When an NLB node fails, NLB is pooled on all nodes, and the NLB algorithm is again determined to identify the NLB node that serves the customer. For example, if the ISA1 node fails and the NLB service is no longer available, NLB will be pooled again, and if the customer 10.1.1.1 to initiate a connection request, it will be ISA2 or ISA3 to service it.
When NLB nodes fail, NLB can allow other NLB nodes to service the customer. However, what happens if the NLB service for the NLB node is not invalidated but the other services provided fail?

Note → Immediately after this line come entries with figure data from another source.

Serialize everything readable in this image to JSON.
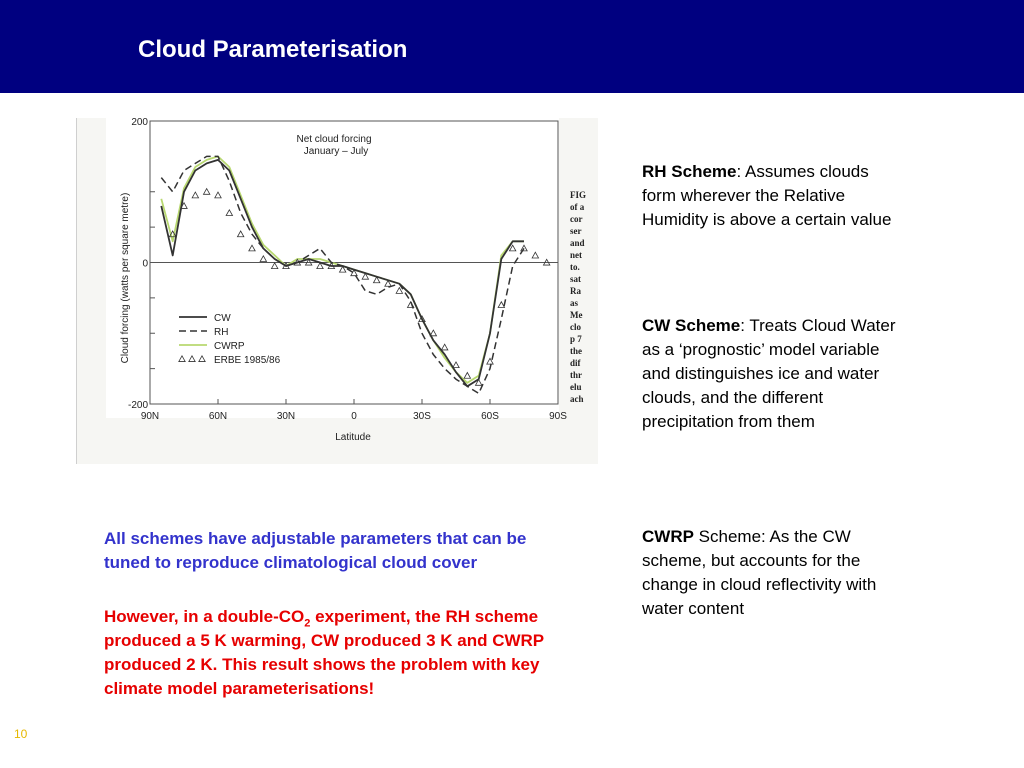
{
  "slide": {
    "title": "Cloud Parameterisation",
    "page_number": "10",
    "colors": {
      "header": "#000080",
      "blue_note": "#3333cc",
      "red_note": "#e60000"
    }
  },
  "figure": {
    "title_line1": "Net cloud forcing",
    "title_line2": "January – July",
    "ylabel": "Cloud forcing (watts per square metre)",
    "xlabel": "Latitude",
    "caption_fragments": [
      "FIG",
      "of a",
      "cor",
      "ser",
      "and",
      "net",
      "to.",
      "sat",
      "Ra",
      "as",
      "Me",
      "clo",
      "p 7",
      "the",
      "dif",
      "thr",
      "elu",
      "ach"
    ],
    "legend": [
      "CW",
      "RH",
      "CWRP",
      "ERBE 1985/86"
    ],
    "chart_data": {
      "type": "line",
      "title": "Net cloud forcing January – July",
      "xlabel": "Latitude",
      "ylabel": "Cloud forcing (watts per square metre)",
      "x_ticks": [
        "90N",
        "60N",
        "30N",
        "0",
        "30S",
        "60S",
        "90S"
      ],
      "y_ticks": [
        "200",
        "0",
        "-200"
      ],
      "xlim": [
        90,
        -90
      ],
      "ylim": [
        -200,
        200
      ],
      "x": [
        85,
        80,
        75,
        70,
        65,
        60,
        55,
        50,
        45,
        40,
        35,
        30,
        25,
        20,
        15,
        10,
        5,
        0,
        -5,
        -10,
        -15,
        -20,
        -25,
        -30,
        -35,
        -40,
        -45,
        -50,
        -55,
        -60,
        -65,
        -70,
        -75,
        -80,
        -85
      ],
      "series": [
        {
          "name": "CW",
          "style": "solid",
          "color": "#333333",
          "values": [
            80,
            10,
            100,
            130,
            140,
            145,
            130,
            90,
            50,
            20,
            5,
            -5,
            0,
            5,
            0,
            -5,
            -5,
            -10,
            -15,
            -20,
            -25,
            -30,
            -45,
            -80,
            -110,
            -130,
            -155,
            -175,
            -165,
            -100,
            5,
            30,
            30,
            null,
            null
          ]
        },
        {
          "name": "RH",
          "style": "dashed",
          "color": "#333333",
          "values": [
            120,
            100,
            130,
            140,
            150,
            150,
            115,
            70,
            40,
            20,
            5,
            -5,
            0,
            10,
            20,
            0,
            -5,
            -15,
            -40,
            -45,
            -35,
            -30,
            -55,
            -100,
            -130,
            -150,
            -165,
            -175,
            -185,
            -150,
            -80,
            -5,
            20,
            null,
            null
          ]
        },
        {
          "name": "CWRP",
          "style": "solid",
          "color": "#b8d870",
          "values": [
            90,
            30,
            105,
            135,
            145,
            150,
            135,
            95,
            55,
            25,
            10,
            -5,
            5,
            5,
            5,
            0,
            -5,
            -10,
            -15,
            -20,
            -25,
            -30,
            -45,
            -80,
            -110,
            -135,
            -155,
            -170,
            -160,
            -100,
            10,
            30,
            30,
            null,
            null
          ]
        },
        {
          "name": "ERBE 1985/86",
          "style": "triangles",
          "color": "#333333",
          "values": [
            null,
            40,
            80,
            95,
            100,
            95,
            70,
            40,
            20,
            5,
            -5,
            -5,
            0,
            0,
            -5,
            -5,
            -10,
            -15,
            -20,
            -25,
            -30,
            -40,
            -60,
            -80,
            -100,
            -120,
            -145,
            -160,
            -170,
            -140,
            -60,
            20,
            20,
            10,
            0
          ]
        }
      ]
    }
  },
  "descriptions": [
    {
      "term": "RH Scheme",
      "text": ": Assumes clouds form wherever the Relative Humidity is above a certain value"
    },
    {
      "term": "CW Scheme",
      "text": ": Treats Cloud Water as a ‘prognostic’ model variable and distinguishes ice and water clouds, and the different precipitation from them"
    },
    {
      "term": "CWRP",
      "text": " Scheme: As the CW scheme, but accounts for the change in cloud reflectivity with water content"
    }
  ],
  "notes": {
    "blue": "All schemes have adjustable parameters that can be tuned to reproduce climatological cloud cover",
    "red_before_sub": "However, in a double-CO",
    "red_sub": "2",
    "red_after_sub": " experiment, the RH scheme produced a 5 K warming, CW produced 3 K and CWRP produced 2 K. This result shows the problem with key climate model parameterisations!"
  }
}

As the following illustration shows, two Isa firewalls belong to the same NLB array, connect to the Internet through different external links, and provide NLB services to the internal network. Two ISA firewalls allow users in the internal network to access the external network by themselves and are serving different customers; what happens if the external link on the ISA1 is suddenly disconnected?
At this point, NLB will assume that ISA1 is still a valid NLB node because the NLB service on the ISA1 does not fail, and also assign the customer to it. However, because the external link is disconnected, the customer that the ISA1 serves is no longer connected to the Internet. This, of course, can not effectively realize the fault-tolerant performance in Network Load Balancing.